By then, the company that made Tylenol a household word was acquired by Johnson & Johnson. McNeil Laboratories had relocated from Kensington to larger quarters at 17th and Cambria Streets in North Philadelphia. They would move again, to a 110-acre tract in Fort Washington, far beyond Philadelphia’s city limits.

Meanwhile, the burgeoning manufacturing neighborhood of 19th- century Kensington, once populated with smoke-belching factories and miles of brick rowhouses, was eroded by decades of deindustrialization and disinvestment. It gradually bore no resemblance to the community where businesses like McNeil had once set up shop. Rather, it became a place, as The New York Times put it, where “the streetlights were broken or dim, and the alleyways were dark. Most of the blocks were lined with two-story rowhouses, abandoned factories and vacant lots.” The beleaguered area’s alarming association with illicit opioid use, overdoses and drug trafficking repeatedly made national news and prompted repeated outcries from the community and city officials.

Commercial Kensington became “a congested mess of Chinese takeouts, pawn shops, check-cashing joints” not unlike the one at Front and York Streets, pictured below, where the McNeil pharmacy once thrived.

Front and York Streets, Google Street view.

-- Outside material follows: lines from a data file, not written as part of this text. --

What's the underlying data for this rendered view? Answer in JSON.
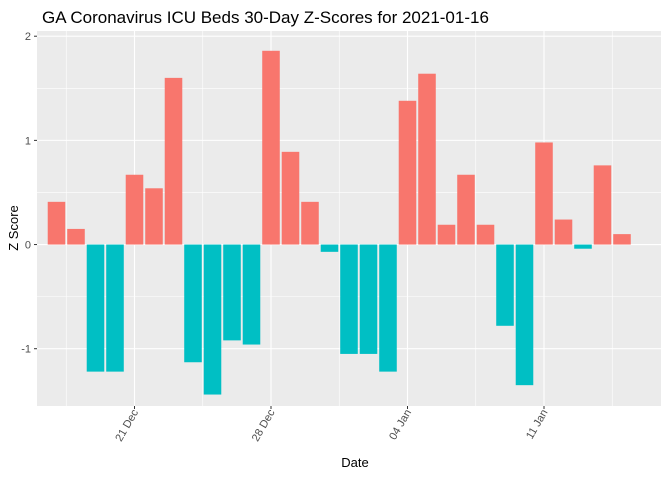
{
  "chart_data": {
    "type": "bar",
    "title": "GA Coronavirus ICU Beds 30-Day Z-Scores for 2021-01-16",
    "xlabel": "Date",
    "ylabel": "Z Score",
    "ylim": [
      -1.55,
      2.05
    ],
    "yticks": [
      {
        "value": -1,
        "label": "-1"
      },
      {
        "value": 0,
        "label": "0"
      },
      {
        "value": 1,
        "label": "1"
      },
      {
        "value": 2,
        "label": "2"
      }
    ],
    "xticks": [
      {
        "date": "2020-12-21",
        "label": "21 Dec"
      },
      {
        "date": "2020-12-28",
        "label": "28 Dec"
      },
      {
        "date": "2021-01-04",
        "label": "04 Jan"
      },
      {
        "date": "2021-01-11",
        "label": "11 Jan"
      }
    ],
    "x_range": [
      "2020-12-16",
      "2021-01-17"
    ],
    "grid": true,
    "legend": "none",
    "colors": {
      "positive": "#F8766D",
      "negative": "#00BFC4",
      "panel": "#EBEBEB",
      "grid": "#FFFFFF"
    },
    "bars": [
      {
        "date": "2020-12-17",
        "value": 0.41
      },
      {
        "date": "2020-12-18",
        "value": 0.15
      },
      {
        "date": "2020-12-19",
        "value": -1.22
      },
      {
        "date": "2020-12-20",
        "value": -1.22
      },
      {
        "date": "2020-12-21",
        "value": 0.67
      },
      {
        "date": "2020-12-22",
        "value": 0.54
      },
      {
        "date": "2020-12-23",
        "value": 1.6
      },
      {
        "date": "2020-12-24",
        "value": -1.13
      },
      {
        "date": "2020-12-25",
        "value": -1.44
      },
      {
        "date": "2020-12-26",
        "value": -0.92
      },
      {
        "date": "2020-12-27",
        "value": -0.96
      },
      {
        "date": "2020-12-28",
        "value": 1.86
      },
      {
        "date": "2020-12-29",
        "value": 0.89
      },
      {
        "date": "2020-12-30",
        "value": 0.41
      },
      {
        "date": "2020-12-31",
        "value": -0.07
      },
      {
        "date": "2021-01-01",
        "value": -1.05
      },
      {
        "date": "2021-01-02",
        "value": -1.05
      },
      {
        "date": "2021-01-03",
        "value": -1.22
      },
      {
        "date": "2021-01-04",
        "value": 1.38
      },
      {
        "date": "2021-01-05",
        "value": 1.64
      },
      {
        "date": "2021-01-06",
        "value": 0.19
      },
      {
        "date": "2021-01-07",
        "value": 0.67
      },
      {
        "date": "2021-01-08",
        "value": 0.19
      },
      {
        "date": "2021-01-09",
        "value": -0.78
      },
      {
        "date": "2021-01-10",
        "value": -1.35
      },
      {
        "date": "2021-01-11",
        "value": 0.98
      },
      {
        "date": "2021-01-12",
        "value": 0.24
      },
      {
        "date": "2021-01-13",
        "value": -0.04
      },
      {
        "date": "2021-01-14",
        "value": 0.76
      },
      {
        "date": "2021-01-15",
        "value": 0.1
      }
    ]
  }
}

[Sources: Jennifer Percy, “Trapped by the ‘Walmart of Heroin,’” The New York Times Magazine, Oct. 10, 2018; April 20, 2022; “A Successful Store in Philadelphia,” The Bulletin of Pharmacy, Vol. 21, pp. 370-371 (E.G. Swift, 1907); History of TYLENOL. McNeil Consumer Healthcare Company].

One reply on “Kensington Then and Now”

Deindustrialization and disinvestment- that will do it to any area, but the small and inexpensive housing stock won’t even allow much of Kensington to make a residential comeback. Brewerytown is a comparable area that has had a turnaround, perhaps due to its location to Fairmount Park. Kensington, sadly, has no parkland, just a few squares of greenspace.